Two campaigns that raise awareness by altering public spaces

In this age of digital marketing and social media, these campaigns prove physical installations remain potent in generating awareness.

Mother London sculpture

UK creative agency Mother London recently installed a huge inflatable breast sculpture to raise awareness about the stigma faced by mothers who attempt to breastfeed their young in public spaces.

Boldly flying in the face of the argument that a woman should withdraw out of sight when breastfeeding, the massive mammary now sits atop an unassuming office building in Shoreditch, London, visible to all who pass it.
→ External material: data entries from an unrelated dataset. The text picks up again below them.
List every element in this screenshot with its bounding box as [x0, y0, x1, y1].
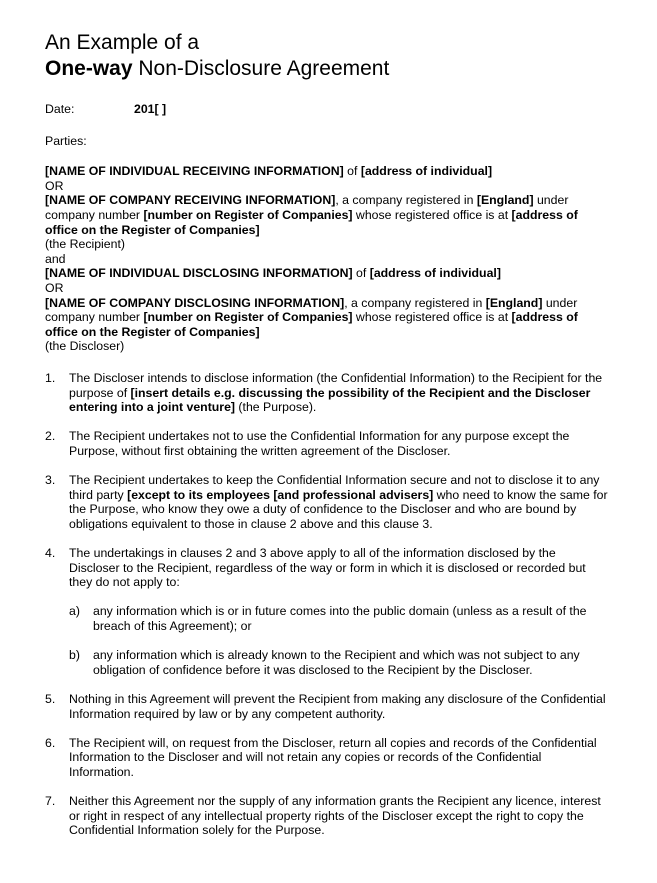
clause-2: [45, 429, 609, 458]
title-line-2: Non-Disclosure Agreement: [132, 57, 390, 80]
clause-4: [45, 546, 609, 677]
subclause-list: [69, 604, 609, 677]
clause-6: [45, 736, 609, 780]
title-line-1: An Example of a: [45, 31, 200, 54]
discloser-or: OR: [45, 280, 64, 295]
date-label: Date:: [45, 102, 75, 116]
date-value: 201[ ]: [134, 102, 167, 116]
clause-number: 2.: [45, 429, 56, 444]
discloser-individual: [NAME OF INDIVIDUAL DISCLOSING INFORMATION] of [address of individual]: [45, 266, 501, 281]
clause-number: 1.: [45, 370, 56, 385]
clause-text: Nothing in this Agreement will prevent the Recipient from making any disclosure of the Confidential Information required by law or by any competent authority.: [69, 691, 606, 721]
clause-text: The Discloser intends to disclose information (the Confidential Information) to the Recipient for the purpose of [insert details e.g. discussing the possibility of the Recipient and the Discloser entering into a joint venture] (the Purpose).: [69, 370, 603, 415]
clause-number: 6.: [45, 735, 56, 750]
parties-label: Parties:: [45, 133, 87, 148]
date-row: [45, 102, 609, 117]
clause-5: [45, 692, 609, 721]
document-title: [45, 30, 609, 82]
recipient-or: OR: [45, 178, 64, 193]
clause-text: The Recipient undertakes not to use the Confidential Information for any purpose except the Purpose, without first obtaining the written agreement of the Discloser.: [69, 429, 570, 458]
clause-text: The undertakings in clauses 2 and 3 above apply to all of the information disclosed by the Discloser to the Recipient, regardless of the way or form in which it is disclosed or recorded but they do not apply to: a) any information which is or in future comes into the public domain (unless as a result of the breach of this Agreement); or b) any information which is already known to the Recipient and which was not subject to any obligation of confidence before it was disclosed to the Recipient by the Discloser.: [69, 546, 609, 677]
discloser-role: (the Discloser): [45, 339, 125, 354]
clause-1: [45, 371, 609, 415]
clause-text: Neither this Agreement nor the supply of any information grants the Recipient any licence, interest or right in respect of any intellectual property rights of the Discloser except the right to copy the Confidential Information solely for the Purpose.: [69, 794, 601, 838]
clause-3: [45, 473, 609, 531]
clause-number: 3.: [45, 473, 56, 488]
clause-number: 5.: [45, 691, 56, 706]
discloser-company: [NAME OF COMPANY DISCLOSING INFORMATION], a company registered in [England] under company number [number on Register of Companies] whose registered office is at [address of office on the Register of Companies]: [45, 295, 578, 339]
clause-text: The Recipient undertakes to keep the Confidential Information secure and not to disclose it to any third party [except to its employees [and professional advisers] who need to know the same for the Purpose, who know they owe a duty of confidence to the Discloser and who are bound by obligations equivalent to those in clause 2 above and this clause 3.: [69, 473, 608, 531]
clauses-list: [45, 371, 609, 838]
title-bold-word: One-way: [45, 57, 133, 80]
subclause-b: b) any information which is already known to the Recipient and which was not subject to any obligation of confidence before it was disclosed to the Recipient by the Discloser.: [69, 648, 580, 677]
clause-number: 7.: [45, 794, 56, 809]
clause-text: The Recipient will, on request from the Discloser, return all copies and records of the Confidential Information to the Discloser and will not retain any copies or records of the Confidential Information.: [69, 735, 597, 779]
clause-7: [45, 794, 609, 838]
recipient-company: [NAME OF COMPANY RECEIVING INFORMATION], a company registered in [England] under company number [number on Register of Companies] whose registered office is at [address of office on the Register of Companies]: [45, 193, 578, 237]
recipient-role: (the Recipient): [45, 237, 125, 252]
clause-number: 4.: [45, 546, 56, 561]
recipient-individual: [NAME OF INDIVIDUAL RECEIVING INFORMATION] of [address of individual]: [45, 164, 493, 179]
and-connector: and: [45, 251, 66, 266]
parties-block: [45, 164, 609, 354]
subclause-a: a) any information which is or in future comes into the public domain (unless as a result of the breach of this Agreement); or: [69, 604, 587, 633]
Armed with the hashtag #FreeTheFeed, this campaign aims to demolish the sense of shame some people attach to the simple act of breastfeeding in the open.

Mother London sculpture

According to Mother London, “It’s hard to believe that in 2017, UK mothers still feel watched and judged when feeding in public, by bottle or breast. This was our Mother’s Day project. A celebration of every woman’s right to decide how and where they feed their children without feeling guilty or embarrassed about their parenting choices.”

Mexico City public transport campaign

Moving to the problem of sexual harassment, this campaign in Mexico City puts focus on the misconduct that occurs on public transport. Subway authorities in the capital of Mexico have installed special seats that are almost impossible to sit on for their distinctly male design.

Sculpted into the form of the seat is the torso of a man, complete with bulging chest and stomach as the back rest with thighs and protruding flaccid penis built into the seat itself. These seats are made to be incredibly uncomfortable to use – yet not as distressing as being sexually assaulted by a stranger on a public train.

The campaign is promoted by a short video that shows citizens responding to this peculiar design, some with disgust and some with surprise. Individuals are seen taking pictures of the message placed on the floor in front of the offensive seat, claiming that the vast majority of women in Mexico City have suffered sexual harassment on public transport at least once in their lives.